All of this drama occurred along Wacol Station Road. On one side, ‘Pooh Corner’ a 140 hectare red gum forest fit for a philosophising bear, celebrating a decade of near obliteration by developers who wanted to clear fell & erect more concrete hangers. A small army of activists opposed the state government; making a stand against corporate warfare & won. A rear-guard action, buying time for these last inner-city habitats in the great western corridor clearance sale of woodland for industry. This forest, one of the last remnant eucalypt biomes in Brisbane, ex-DOD land, that once saw a million US servicemen call its paperbarks home. ‘Camp Columbia’ that stockpiled boys from the mid-west, Brooklyn, all corners of that wide brown land. Triple the war-time population of Brisbane, GIs put down sewer roots; water treatment plants more advanced than the carts of nightsoil that local residents still lugged away. A war-brokered modernism, that spread as a great convulsion throughout the Pacific, like a series of depth charges bucketing the sea out of their explosive blow-holes. A spawning of new tech that secretly housed ‘Colossus’, a Turing machine in Qld’s capital, when you could count all the computers in the world on one hand; which broke Japanese naval & army codes, folding billions of numbers over & over to spit out a true sentence, like a samurai sword bent a thousand times in a forge to give it the power to cut a human hair in two, the first thinking machine only conceptualised positions & troop strength; sending countless men to their deaths in the tropics, where crab feasts went on for weeks, months, years. Who’d have thought he & his son would live in an age where robots killed people remotely. When he was his son’s age it had only been prophesised in books about the future. Now ‘Christopher’s’ great grandchildren had all grown wings & learnt to fly for hundreds of kilometres, their blunt heads loaded with combat computers, cameras that moved in unison with the rapid flick of human eyes. Undetected, for twenty-four hours at a time, a new kind of whispering death where joysticks & triggers guided
missiles to the everyman’s manure-daubed compound.

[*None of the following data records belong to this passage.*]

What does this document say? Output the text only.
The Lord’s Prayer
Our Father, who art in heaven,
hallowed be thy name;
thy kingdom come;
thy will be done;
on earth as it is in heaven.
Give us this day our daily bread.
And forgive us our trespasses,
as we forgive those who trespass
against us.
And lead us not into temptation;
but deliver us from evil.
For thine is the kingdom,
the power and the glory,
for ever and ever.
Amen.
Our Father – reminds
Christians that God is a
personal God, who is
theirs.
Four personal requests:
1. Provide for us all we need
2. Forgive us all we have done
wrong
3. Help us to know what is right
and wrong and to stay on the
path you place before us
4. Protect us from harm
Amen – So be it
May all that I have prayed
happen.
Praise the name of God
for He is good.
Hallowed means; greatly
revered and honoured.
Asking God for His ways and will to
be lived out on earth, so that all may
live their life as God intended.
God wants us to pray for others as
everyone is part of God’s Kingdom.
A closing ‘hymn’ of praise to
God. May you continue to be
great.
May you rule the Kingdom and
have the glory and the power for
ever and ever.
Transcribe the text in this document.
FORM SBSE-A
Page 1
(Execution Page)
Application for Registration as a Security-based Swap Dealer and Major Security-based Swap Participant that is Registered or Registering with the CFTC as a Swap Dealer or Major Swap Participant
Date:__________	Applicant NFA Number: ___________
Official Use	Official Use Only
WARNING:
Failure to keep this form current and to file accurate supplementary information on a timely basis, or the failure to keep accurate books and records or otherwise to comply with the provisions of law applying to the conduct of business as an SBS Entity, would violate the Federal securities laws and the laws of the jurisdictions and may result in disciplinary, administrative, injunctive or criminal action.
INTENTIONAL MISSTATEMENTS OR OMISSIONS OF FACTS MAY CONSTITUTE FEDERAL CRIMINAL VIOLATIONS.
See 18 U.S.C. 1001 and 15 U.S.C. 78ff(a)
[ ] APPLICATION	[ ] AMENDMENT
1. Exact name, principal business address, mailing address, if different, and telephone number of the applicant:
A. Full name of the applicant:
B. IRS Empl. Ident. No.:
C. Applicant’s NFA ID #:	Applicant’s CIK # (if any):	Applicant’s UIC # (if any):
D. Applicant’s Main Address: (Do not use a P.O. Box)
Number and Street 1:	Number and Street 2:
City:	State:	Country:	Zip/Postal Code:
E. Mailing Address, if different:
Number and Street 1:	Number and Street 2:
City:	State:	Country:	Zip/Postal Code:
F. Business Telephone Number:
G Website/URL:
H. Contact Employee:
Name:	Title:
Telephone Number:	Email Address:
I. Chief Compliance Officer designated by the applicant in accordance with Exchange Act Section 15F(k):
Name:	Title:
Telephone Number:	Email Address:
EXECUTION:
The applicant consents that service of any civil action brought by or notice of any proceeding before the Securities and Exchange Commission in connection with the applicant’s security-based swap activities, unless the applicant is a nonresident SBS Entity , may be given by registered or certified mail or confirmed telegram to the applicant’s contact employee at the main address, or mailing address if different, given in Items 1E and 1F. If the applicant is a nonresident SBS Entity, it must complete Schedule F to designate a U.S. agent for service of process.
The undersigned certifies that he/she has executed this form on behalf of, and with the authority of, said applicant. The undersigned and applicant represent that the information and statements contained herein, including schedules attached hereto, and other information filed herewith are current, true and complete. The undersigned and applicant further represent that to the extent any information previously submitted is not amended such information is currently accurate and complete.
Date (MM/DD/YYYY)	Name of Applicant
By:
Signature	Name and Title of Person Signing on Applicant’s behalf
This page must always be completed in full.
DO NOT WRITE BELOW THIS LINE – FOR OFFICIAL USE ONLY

& on the roads’ other side, Wacol prison, its razor-wire strands twisted like oversized DNA molecules, blades alternating along the filaments like chains of protein cells. The buildings stretching an aircraft carrier’s length, everything dull-steel, dour as a wartime-painted ship, grey as the fur of the roos, that belly flopped on the jail’s crewcut grass. Grey besser block outbuildings, triangular aluminium roofs, so no one could land a chopper, a monotone of colour, a depressed cohort of prisoners kept on a perpetual war footing, nerves shot, numbed to the Alsatian’s guttural bark. Here, the eucalypts cleared around the institution’s immediate vicinity, a killing ground’s clear sight where wardens might
enfilade a mass breakout, trees providing no cover.
His son asking why the people in the row of 1970s double -story fibro orange houses, would live so close to the jail. & why the a large fence around them & the ‘Keep Out’ signs. Was this to keep the prisoners out? How could he explain these half-way houses for released paedophiles easing them back into the community, like a swimmer dipping one foot into freezing water to test their conviction. These men who slouched up Wacol Station Road to the 7-11 to buy their ordinary treats. These ordinary looking men, who you couldn’t pick, unremarkable, living with their own mob, behind 10ft fences, penned in by fear, the trees partly obscuring their presence from the road, a camouflaged life. His son’s emotional commentary from the front seat. His futile effort to respond to unanswerable questions. His foot tensed to hit the brakes at a hint of greyness.
His fear of hitting something on this short-cut street.